When Fort Henry was transferred to the Ontario St. Lawrence Parks Commission in 1958, so was Ronald, who became Director of Historic Buildings and Sites. In this capacity, he worked on Upper Canada Village, another example of animated history. He felt strongly that history should be accessible to all. In 1961, Ronald received Kingston's Honourable Achievement Award, presented to both him and Taffy, who always worked closely together.
Ronald was promoted to Director of Redevelopment and named as Reconstruction Consultant in the Ontario Department of Tourism. In addition to overseeing Fort Henry and Upper Canada Village, he restored Hamilton's Dundurn Castle, William Lyon Mackenzie's home at Queenstown and Joseph Brant's Burlington home.

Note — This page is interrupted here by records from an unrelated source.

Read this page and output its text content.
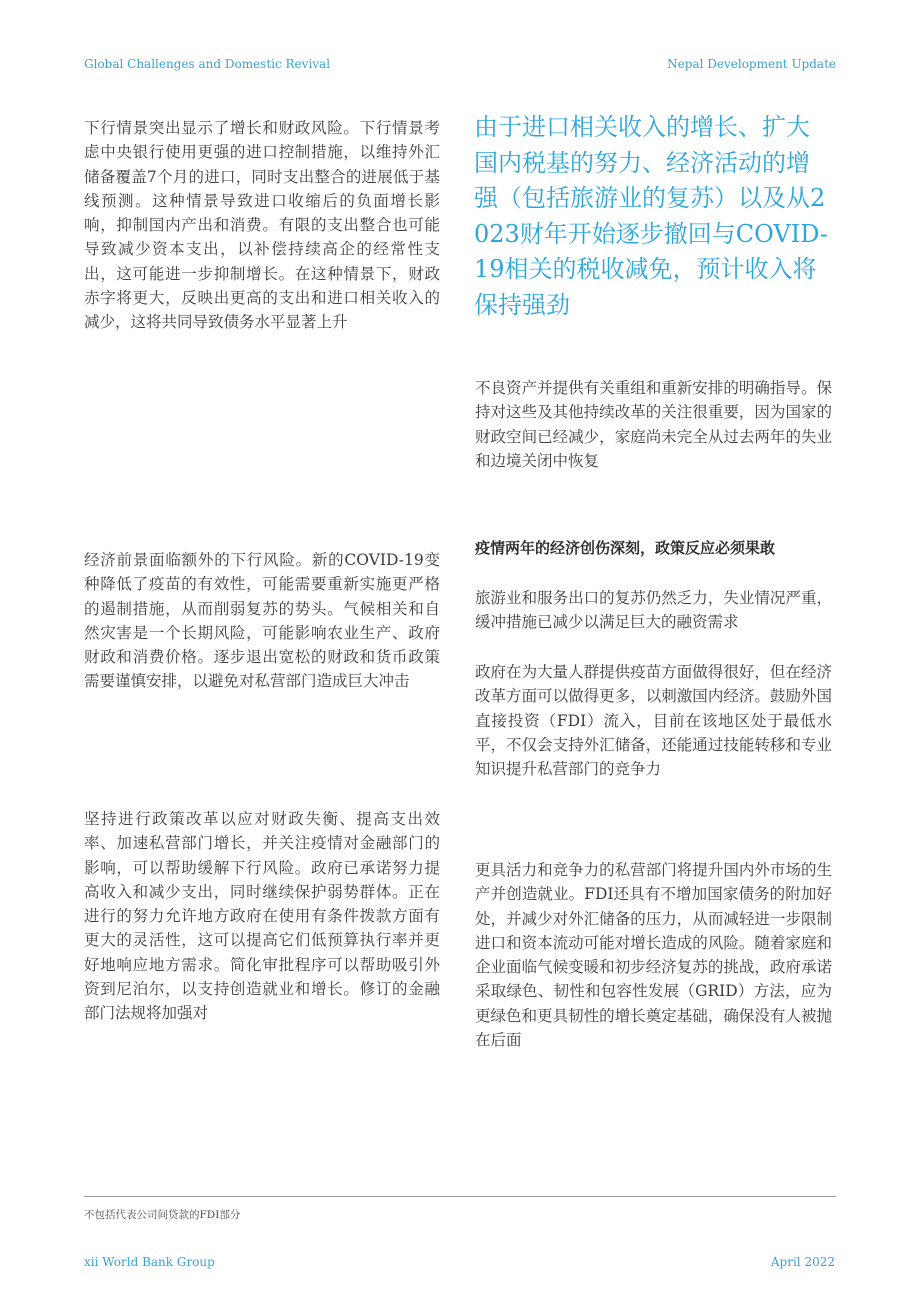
Global Challenges and Domestic Revival	Nepal Development Update

下行情景突出显示了增长和财政风险。下行情景考虑中央银行使用更强的进口控制措施，以维持外汇储备覆盖7个月的进口，同时支出整合的进展低于基线预测。这种情景导致进口收缩后的负面增长影响，抑制国内产出和消费。有限的支出整合也可能导致减少资本支出，以补偿持续高企的经常性支出，这可能进一步抑制增长。在这种情景下，财政赤字将更大，反映出更高的支出和进口相关收入的减少，这将共同导致债务水平显著上升

经济前景面临额外的下行风险。新的COVID-19变种降低了疫苗的有效性，可能需要重新实施更严格的遏制措施，从而削弱复苏的势头。气候相关和自然灾害是一个长期风险，可能影响农业生产、政府财政和消费价格。逐步退出宽松的财政和货币政策需要谨慎安排，以避免对私营部门造成巨大冲击

坚持进行政策改革以应对财政失衡、提高支出效率、加速私营部门增长，并关注疫情对金融部门的影响，可以帮助缓解下行风险。政府已承诺努力提高收入和减少支出，同时继续保护弱势群体。正在进行的努力允许地方政府在使用有条件拨款方面有更大的灵活性，这可以提高它们低预算执行率并更好地响应地方需求。简化审批程序可以帮助吸引外资到尼泊尔，以支持创造就业和增长。修订的金融部门法规将加强对

由于进口相关收入的增长、扩大国内税基的努力、经济活动的增强（包括旅游业的复苏）以及从2023财年开始逐步撤回与COVID-19相关的税收减免，预计收入将保持强劲

不良资产并提供有关重组和重新安排的明确指导。保持对这些及其他持续改革的关注很重要，因为国家的财政空间已经减少，家庭尚未完全从过去两年的失业和边境关闭中恢复

疫情两年的经济创伤深刻，政策反应必须果敢

旅游业和服务出口的复苏仍然乏力，失业情况严重，缓冲措施已减少以满足巨大的融资需求

政府在为大量人群提供疫苗方面做得很好，但在经济改革方面可以做得更多，以刺激国内经济。鼓励外国直接投资（FDI）流入，目前在该地区处于最低水平，不仅会支持外汇储备，还能通过技能转移和专业知识提升私营部门的竞争力

更具活力和竞争力的私营部门将提升国内外市场的生产并创造就业。FDI还具有不增加国家债务的附加好处，并减少对外汇储备的压力，从而减轻进一步限制进口和资本流动可能对增长造成的风险。随着家庭和企业面临气候变暖和初步经济复苏的挑战，政府承诺采取绿色、韧性和包容性发展（GRID）方法，应为更绿色和更具韧性的增长奠定基础，确保没有人被抛在后面

不包括代表公司间贷款的FDI部分
xii World Bank Group	April 2022
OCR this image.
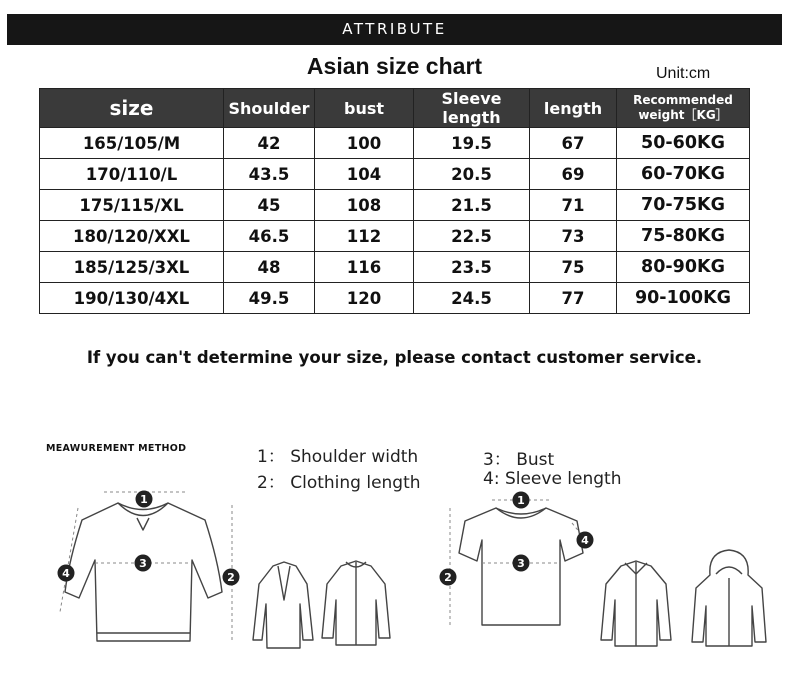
ATTRIBUTE
Asian size chart	Unit:cm
size	Shoulder	bust	Sleeve length	length	Recommended weight［KG］
165/105/M	42	100	19.5	67	50-60KG
170/110/L	43.5	104	20.5	69	60-70KG
175/115/XL	45	108	21.5	71	70-75KG
180/120/XXL	46.5	112	22.5	73	75-80KG
185/125/3XL	48	116	23.5	75	80-90KG
190/130/4XL	49.5	120	24.5	77	90-100KG
If you can't determine your size, please contact customer service.
MEAWUREMENT METHOD	1： Shoulder width
2： Clothing length
3： Bust
4: Sleeve length
1
3
2
4
1
3
2
4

In 1961, the Prime Minister requested that he be loaned to the Federal Government to restore the town and fortress of Louisbourg, in Cape Breton. It was the largest historical reconstruction ever undertaken in Canada.
In 1965, Ronald resigned as an Ontario civil servant and became a consultant so that he could be more involved in the Louisbourg project. Known far beyond Canada as a prime consultant on historical restorations, he oversaw numerous projects. He was director of Fort Henry until 1970; in 1973, during a special ceremony, he was named an honorary Guardsman. In 1974, he received an honorary degree from Queen's. He died in 1978, just prior to the Fort's fortieth anniversary. An imaginative man committed to making history come alive, Ronald Way once noted, "It is our history, only, that makes Canadians different from Americans, who share the environment of this continent."